Так я и стала таксовать.


Игорь Михайлов оказался высоким вихрастым мужчиной моего возраста. Он был трезв, и я без макияжа. Выслушав приказ шефа поездить со мною пару дней, взглянул на меня и молча пересел в кресло пассажира.

– Рита, – представилась я.

– Игорь, – равнодушно произнёс он.

– Так поедем, что ли?

– Командуйте…

Я взглянула на механика. Тот кивнул, и я села за руль, вставила ключ в замок зажигания…

Мы неспешно ездили по городу. Игорь молчал, безразлично рассматривая город.

– И чего ты молчишь? – спросила я. – Расскажи что-нибудь. Ты же у меня инструктор. Вот и инструктируй!

– Да вот всё думаю. Как-то обучал я одну мамзель вождению. Права она купила, а ездить не умела. Подъехала к перекрёстку. Красный горит, а она, не снижая скорости, продолжает жать на газ. «Ты что? – кричу. – Жми на тормоз! Чуть не поцеловались с автобусом». А мамзель оправдывается: «Вот мужчина! Не мог женщину пропустить!». С тех пор избегаю обучать женщин вождению.

– Меня обучать не нужно. Сама кого хочешь научу! Просто не  молчи как рыба! Говори что-нибудь. Расскажи о вашей «Эх, прокачу!».

Игорь взглянул на меня, вздохнул и грустно произнёс:

– Чего рассказывать? В жизни часто всё не так, как на самом деле. Вот ты села на «Шкоду» и сразу завелась. А когда я её ставил на учёт, получил номера, оформил документы, выхожу к машине, а там крутится мужик. Говорит: «Собираюсь такую себе купить. Дай прокатиться. Как она на ходу?». Я дал ему ключи, сел на место пассажира: «Попробуй!»

Он сел за руль, вставил ключи в замок зажигания, а завести машину не может! Мужик поднял капот, ходит вокруг, снова пробует завести, а она не заводится.

Смотрит на меня, будто я в чём-то виноват.

Я сел, завёл сполоборота.

Не знал тот мужик, что здесь, если включены габариты или открыт капот, машина не заводится… А ты – молоток! Завелась с первого раза. Честно признаюсь, я незаметно включил габариты, думал, потанцуешь для меня… Нет, ты молоток! Вот я и говорю: чем больше женщину мы меньше, тем меньше больше она нам…

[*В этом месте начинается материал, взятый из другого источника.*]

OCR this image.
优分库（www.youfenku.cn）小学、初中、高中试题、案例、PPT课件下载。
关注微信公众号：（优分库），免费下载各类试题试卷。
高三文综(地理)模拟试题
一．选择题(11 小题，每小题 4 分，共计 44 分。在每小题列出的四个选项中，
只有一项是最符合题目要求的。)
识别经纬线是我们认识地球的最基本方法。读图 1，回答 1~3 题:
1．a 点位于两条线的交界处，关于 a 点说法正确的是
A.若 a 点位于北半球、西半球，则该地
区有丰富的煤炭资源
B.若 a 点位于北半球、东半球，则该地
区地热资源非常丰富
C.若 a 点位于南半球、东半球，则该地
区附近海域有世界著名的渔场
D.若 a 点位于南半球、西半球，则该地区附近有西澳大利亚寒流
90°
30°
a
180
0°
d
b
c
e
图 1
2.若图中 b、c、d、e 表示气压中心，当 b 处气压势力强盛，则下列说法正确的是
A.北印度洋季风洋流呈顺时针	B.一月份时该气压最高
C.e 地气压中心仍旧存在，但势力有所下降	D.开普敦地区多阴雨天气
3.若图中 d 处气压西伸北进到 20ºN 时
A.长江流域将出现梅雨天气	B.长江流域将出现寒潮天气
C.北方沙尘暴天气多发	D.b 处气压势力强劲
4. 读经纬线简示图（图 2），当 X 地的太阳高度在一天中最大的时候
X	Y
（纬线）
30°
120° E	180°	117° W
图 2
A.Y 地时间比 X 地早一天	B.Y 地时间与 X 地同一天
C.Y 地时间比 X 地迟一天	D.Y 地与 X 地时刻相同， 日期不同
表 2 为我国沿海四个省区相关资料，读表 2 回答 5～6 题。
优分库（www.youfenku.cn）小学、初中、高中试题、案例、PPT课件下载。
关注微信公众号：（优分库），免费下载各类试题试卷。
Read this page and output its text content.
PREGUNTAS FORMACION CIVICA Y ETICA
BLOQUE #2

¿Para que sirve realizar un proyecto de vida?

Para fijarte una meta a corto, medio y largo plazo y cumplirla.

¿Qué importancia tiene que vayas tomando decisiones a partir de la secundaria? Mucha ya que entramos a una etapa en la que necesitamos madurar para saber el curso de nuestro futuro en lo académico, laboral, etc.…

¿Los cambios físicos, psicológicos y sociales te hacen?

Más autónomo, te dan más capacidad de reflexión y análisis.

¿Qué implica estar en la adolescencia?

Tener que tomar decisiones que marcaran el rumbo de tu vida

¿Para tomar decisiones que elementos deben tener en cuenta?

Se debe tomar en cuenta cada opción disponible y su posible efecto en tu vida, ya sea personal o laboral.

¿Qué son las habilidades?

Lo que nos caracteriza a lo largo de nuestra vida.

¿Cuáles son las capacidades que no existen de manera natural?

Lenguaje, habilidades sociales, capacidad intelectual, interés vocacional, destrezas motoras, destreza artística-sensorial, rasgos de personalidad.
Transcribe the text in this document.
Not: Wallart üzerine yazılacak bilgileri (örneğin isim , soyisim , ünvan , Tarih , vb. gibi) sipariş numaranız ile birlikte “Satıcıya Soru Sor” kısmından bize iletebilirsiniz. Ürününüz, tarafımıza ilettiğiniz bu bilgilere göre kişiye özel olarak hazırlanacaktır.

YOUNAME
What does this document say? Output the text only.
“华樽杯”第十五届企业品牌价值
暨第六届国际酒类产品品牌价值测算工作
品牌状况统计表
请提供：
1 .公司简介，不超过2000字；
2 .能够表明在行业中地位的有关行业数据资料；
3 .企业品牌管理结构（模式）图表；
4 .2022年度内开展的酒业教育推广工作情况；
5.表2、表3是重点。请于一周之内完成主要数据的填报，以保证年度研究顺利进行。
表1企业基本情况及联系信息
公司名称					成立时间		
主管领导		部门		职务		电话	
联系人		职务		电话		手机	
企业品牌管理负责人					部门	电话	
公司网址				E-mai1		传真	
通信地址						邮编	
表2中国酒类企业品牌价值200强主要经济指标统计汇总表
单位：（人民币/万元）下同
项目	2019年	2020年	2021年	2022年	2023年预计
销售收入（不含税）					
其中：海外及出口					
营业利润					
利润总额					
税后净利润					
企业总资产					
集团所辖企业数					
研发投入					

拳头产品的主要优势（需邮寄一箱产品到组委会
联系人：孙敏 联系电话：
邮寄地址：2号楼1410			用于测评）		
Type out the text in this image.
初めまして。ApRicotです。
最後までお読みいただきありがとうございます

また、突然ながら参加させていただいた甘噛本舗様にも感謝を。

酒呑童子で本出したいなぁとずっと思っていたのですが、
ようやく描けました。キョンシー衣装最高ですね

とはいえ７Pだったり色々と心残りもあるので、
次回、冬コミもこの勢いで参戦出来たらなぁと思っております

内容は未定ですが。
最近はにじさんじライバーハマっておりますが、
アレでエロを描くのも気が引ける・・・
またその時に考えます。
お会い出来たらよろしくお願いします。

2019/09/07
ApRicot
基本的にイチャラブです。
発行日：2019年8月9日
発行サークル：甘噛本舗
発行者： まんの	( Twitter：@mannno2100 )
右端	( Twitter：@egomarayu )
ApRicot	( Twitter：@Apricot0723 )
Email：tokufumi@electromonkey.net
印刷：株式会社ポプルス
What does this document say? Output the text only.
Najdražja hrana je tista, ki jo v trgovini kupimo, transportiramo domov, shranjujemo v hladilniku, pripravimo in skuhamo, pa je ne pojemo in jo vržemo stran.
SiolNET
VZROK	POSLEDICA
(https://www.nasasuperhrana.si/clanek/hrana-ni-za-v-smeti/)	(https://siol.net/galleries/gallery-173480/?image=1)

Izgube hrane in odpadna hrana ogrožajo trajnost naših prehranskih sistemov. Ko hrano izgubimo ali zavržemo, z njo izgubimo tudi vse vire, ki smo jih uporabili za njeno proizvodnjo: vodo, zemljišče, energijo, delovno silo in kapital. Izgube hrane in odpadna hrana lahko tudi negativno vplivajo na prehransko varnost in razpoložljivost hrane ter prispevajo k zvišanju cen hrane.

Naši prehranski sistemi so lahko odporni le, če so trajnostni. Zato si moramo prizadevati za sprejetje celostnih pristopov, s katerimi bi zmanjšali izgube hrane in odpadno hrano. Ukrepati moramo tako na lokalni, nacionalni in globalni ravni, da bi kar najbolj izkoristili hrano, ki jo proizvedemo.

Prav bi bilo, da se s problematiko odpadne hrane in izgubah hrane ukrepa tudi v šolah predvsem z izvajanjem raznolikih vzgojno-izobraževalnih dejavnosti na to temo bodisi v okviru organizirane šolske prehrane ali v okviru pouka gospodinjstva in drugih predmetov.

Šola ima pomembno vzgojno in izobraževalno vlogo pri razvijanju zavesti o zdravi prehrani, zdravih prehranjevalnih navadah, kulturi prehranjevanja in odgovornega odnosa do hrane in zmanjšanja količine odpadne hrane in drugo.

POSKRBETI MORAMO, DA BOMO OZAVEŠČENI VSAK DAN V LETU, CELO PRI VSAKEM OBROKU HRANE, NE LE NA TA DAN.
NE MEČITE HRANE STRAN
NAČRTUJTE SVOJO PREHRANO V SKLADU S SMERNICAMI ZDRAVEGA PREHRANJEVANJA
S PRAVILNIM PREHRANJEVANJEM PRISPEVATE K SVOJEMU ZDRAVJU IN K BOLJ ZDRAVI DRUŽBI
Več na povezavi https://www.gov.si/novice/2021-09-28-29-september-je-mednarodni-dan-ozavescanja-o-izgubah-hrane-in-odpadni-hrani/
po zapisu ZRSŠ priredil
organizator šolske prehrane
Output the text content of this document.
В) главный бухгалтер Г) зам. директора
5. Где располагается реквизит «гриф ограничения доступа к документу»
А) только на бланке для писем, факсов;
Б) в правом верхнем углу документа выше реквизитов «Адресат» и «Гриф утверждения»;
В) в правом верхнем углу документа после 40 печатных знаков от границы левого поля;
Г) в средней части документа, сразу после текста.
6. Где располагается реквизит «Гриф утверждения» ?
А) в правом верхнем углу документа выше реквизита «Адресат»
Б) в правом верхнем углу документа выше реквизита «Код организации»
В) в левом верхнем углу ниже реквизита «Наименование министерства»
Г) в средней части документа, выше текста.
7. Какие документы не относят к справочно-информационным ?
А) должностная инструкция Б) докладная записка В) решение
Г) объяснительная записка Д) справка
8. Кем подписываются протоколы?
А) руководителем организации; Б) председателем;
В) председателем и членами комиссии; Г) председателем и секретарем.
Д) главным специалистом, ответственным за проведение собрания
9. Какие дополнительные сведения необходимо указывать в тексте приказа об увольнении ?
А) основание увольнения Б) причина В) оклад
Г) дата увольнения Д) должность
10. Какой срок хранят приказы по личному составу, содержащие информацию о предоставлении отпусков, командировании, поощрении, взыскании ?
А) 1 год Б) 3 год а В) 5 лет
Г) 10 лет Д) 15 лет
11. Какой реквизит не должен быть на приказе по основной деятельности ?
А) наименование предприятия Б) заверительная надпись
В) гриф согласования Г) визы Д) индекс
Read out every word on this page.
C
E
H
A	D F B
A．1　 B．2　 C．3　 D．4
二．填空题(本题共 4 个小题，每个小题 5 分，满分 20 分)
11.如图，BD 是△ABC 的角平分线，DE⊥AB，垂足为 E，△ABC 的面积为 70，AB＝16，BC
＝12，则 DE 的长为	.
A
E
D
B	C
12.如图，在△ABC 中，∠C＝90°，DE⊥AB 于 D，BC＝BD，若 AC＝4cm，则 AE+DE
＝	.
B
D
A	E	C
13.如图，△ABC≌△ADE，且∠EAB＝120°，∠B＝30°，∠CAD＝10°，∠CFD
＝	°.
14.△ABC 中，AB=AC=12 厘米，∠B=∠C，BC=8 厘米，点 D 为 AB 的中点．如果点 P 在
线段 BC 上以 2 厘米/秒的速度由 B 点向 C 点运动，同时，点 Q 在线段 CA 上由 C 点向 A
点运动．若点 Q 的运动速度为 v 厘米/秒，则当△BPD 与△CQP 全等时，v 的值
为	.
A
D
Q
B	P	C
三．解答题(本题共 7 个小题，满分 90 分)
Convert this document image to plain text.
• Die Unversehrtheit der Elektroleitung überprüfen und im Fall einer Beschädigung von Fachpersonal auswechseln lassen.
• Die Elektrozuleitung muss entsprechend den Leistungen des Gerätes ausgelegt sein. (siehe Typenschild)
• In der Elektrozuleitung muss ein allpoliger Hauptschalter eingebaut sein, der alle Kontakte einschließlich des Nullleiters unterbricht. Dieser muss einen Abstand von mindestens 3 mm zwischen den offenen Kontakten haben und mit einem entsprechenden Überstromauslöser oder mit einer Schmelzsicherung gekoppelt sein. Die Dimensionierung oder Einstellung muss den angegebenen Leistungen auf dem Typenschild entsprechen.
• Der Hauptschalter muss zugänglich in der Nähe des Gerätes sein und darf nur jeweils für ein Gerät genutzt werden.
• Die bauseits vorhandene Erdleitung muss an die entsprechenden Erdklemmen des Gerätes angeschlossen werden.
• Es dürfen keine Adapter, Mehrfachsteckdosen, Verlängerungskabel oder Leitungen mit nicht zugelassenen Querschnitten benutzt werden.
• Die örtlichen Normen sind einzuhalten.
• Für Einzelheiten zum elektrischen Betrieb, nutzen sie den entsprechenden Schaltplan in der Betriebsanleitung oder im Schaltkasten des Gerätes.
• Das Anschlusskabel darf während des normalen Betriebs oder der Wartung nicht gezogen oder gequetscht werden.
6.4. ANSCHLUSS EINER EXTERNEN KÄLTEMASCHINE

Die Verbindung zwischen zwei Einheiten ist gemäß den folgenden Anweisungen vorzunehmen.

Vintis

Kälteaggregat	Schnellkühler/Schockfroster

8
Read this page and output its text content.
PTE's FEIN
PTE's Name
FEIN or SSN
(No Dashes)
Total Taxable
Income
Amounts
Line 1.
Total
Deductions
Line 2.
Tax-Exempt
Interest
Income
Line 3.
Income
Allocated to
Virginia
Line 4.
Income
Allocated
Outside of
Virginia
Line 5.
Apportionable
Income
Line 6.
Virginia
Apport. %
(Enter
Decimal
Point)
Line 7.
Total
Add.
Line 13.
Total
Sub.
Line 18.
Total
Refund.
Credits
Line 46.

– Хохмач-самоучка, – сказала я, но не обиделась. Что с него взять? Мужчина!

На Красноармейской подобрали парочку. Поехали на вокзал. Невольно подслушала разговор. Они обсуждали последние события, которые произошли в их институте.

– Прокурорская проверка установила нецелевое расходование бюджетных средств, хищение, поборы, злоупотребление властью, – сказал мужчина, радостно потирая руки.

– Всё, полинял наш Соркин, – согласилась женщина.

– Вряд ли… Выкрутится. Он скользкий, опытный, да и денег у него куры не клюют. Откупится.

Женщина откинулась на спинку сиденья, проговорила с явным удовольствием:

– Многие ему желали бы, чтобы он сел за свои художества, но я тебя прошу: не влезай! Мало ли?! А вдруг и сейчас, как это было уже много раз, он отделается лёгким испугом?! С него взяли подписку о невыезде, и теперь он ходит к следователю, как на работу…

– А вспомни, как он пришёл… – сказал мужчина. – С первых же дней стал ремонтировать и перестраивать свой кабинет. Пристроил комнату отдыха. Главного бухгалтера сменил. Прежняя его не устраивала.

– А зачем ему старуха? Да и свой человек на такой должности нужен!

– Вот и допрыгались…

Высадила пассажиров и взглянула на Игоря. Он сидел и безразлично смотрел на пьяного, направляющегося в нашу сторону. Я открыла окошко. Было жарко.

Алкаш бесцеремонно открыл дверцу и сел на заднее сидение, что-то бормоча.

– Вам куда? – спросила я.

– А тебе какое дело?! – удивился алкаш. – И где твои подушки безопасности?

– Так на заднем сиденье! Вон лежат!

Алкаш улыбнулся, бормоча:

– Это хорошо, командир…ша! Это хорошо!

Мы с ним всё же договорились, и я повезла его на Северный.

Несколько часов промчались как мгновение!

Пока ездила с инструктором, узнала очень много: ежедневно нужно в парк сдавать определённую сумму. Всё, что смогу заработать сверх этого, – моё! Бензин и мелкий ремонт тоже за мой счёт, поэтому, чтобы что-то оставалось, нужно крутиться. Но даже при этом зарабатывать я буду раза в три-четыре больше, чем в филармонии.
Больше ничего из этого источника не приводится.